Everybody in Kabul talks about traffic and roadworks, roadworks and traffic.
Of its disruptions and the many inconveniences they cause and the absurd logic that seems to drive the idea of refurbishing a city all at once.
Not to be the one who always looks at the bright side of things, but there may also be some bits of opportunity that spring out of the hours that you spend stuck in the middle of a traffic jam with piles of rubbles and deep ditches on either side of your car.
One of those is definitely window-shopping.
You can look around, check people out and fantasise about the glamorous – if plasticky – dresses that stand, a little dusty, in the windows of the tailors’ workshops.
Wigged or headless manequins sport sleeveless gowns of impossibly bright colours and sequins and deep, provocative cleavages.
Your eyes wander from the brightness of the tailors’ windows to the colourless surroundings. And what strikes you is the contrast between the austerity, the visual (and moral) constrains of the public dimension of daily life and the garishness of these dresses, which clearly allude to a comfortable space of private-ness.

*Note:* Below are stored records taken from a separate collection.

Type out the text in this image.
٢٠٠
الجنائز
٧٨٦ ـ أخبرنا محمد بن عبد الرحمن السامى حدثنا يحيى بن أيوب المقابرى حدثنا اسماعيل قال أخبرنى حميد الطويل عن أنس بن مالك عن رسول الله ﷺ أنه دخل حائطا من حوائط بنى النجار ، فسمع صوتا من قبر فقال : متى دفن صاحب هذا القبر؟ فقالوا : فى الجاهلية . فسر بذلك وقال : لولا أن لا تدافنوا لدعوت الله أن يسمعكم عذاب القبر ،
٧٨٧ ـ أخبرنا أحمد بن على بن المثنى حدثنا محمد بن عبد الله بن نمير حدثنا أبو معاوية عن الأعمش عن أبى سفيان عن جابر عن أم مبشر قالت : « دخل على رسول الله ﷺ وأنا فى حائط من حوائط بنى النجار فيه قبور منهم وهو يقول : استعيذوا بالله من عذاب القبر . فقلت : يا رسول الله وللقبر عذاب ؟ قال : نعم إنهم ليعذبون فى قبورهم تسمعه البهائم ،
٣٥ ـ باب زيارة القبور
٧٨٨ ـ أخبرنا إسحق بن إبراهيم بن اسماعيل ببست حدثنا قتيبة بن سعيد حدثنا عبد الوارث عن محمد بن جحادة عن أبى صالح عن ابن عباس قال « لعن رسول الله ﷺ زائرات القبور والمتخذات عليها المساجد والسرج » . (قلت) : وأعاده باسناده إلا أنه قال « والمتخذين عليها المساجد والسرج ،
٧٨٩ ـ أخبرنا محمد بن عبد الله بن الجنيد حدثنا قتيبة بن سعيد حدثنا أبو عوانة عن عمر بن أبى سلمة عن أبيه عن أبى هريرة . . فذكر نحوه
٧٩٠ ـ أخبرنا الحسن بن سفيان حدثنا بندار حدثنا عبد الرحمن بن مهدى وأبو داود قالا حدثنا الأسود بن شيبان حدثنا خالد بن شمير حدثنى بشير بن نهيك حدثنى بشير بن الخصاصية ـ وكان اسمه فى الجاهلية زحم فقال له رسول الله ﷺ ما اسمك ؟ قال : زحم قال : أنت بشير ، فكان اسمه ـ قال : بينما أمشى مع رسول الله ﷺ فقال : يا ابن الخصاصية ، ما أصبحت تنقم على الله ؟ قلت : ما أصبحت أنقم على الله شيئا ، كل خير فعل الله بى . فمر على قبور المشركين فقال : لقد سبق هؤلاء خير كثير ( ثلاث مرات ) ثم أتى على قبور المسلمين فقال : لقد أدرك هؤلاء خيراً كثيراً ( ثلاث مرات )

Weddings, engagements, and other celebrations – in most cases strictly gender-segregated – are the occasions to break the monotony of the gray-blue-black colour range. Burqas and abayas fall on the floor as soon as the threshold of the wedding hall is crossed – and they reveal canary yellow tulle netting, turquoise and golden silks and complicated embroideries and heavy make-ups and henna tattoos and pancake makeup to turn the skin tone of arms, necks and (sexiest of all the objects of desire) collarbones fairer. A triumph of sensuality, glamour and provocation: limited in space and time, but existing nonetheless.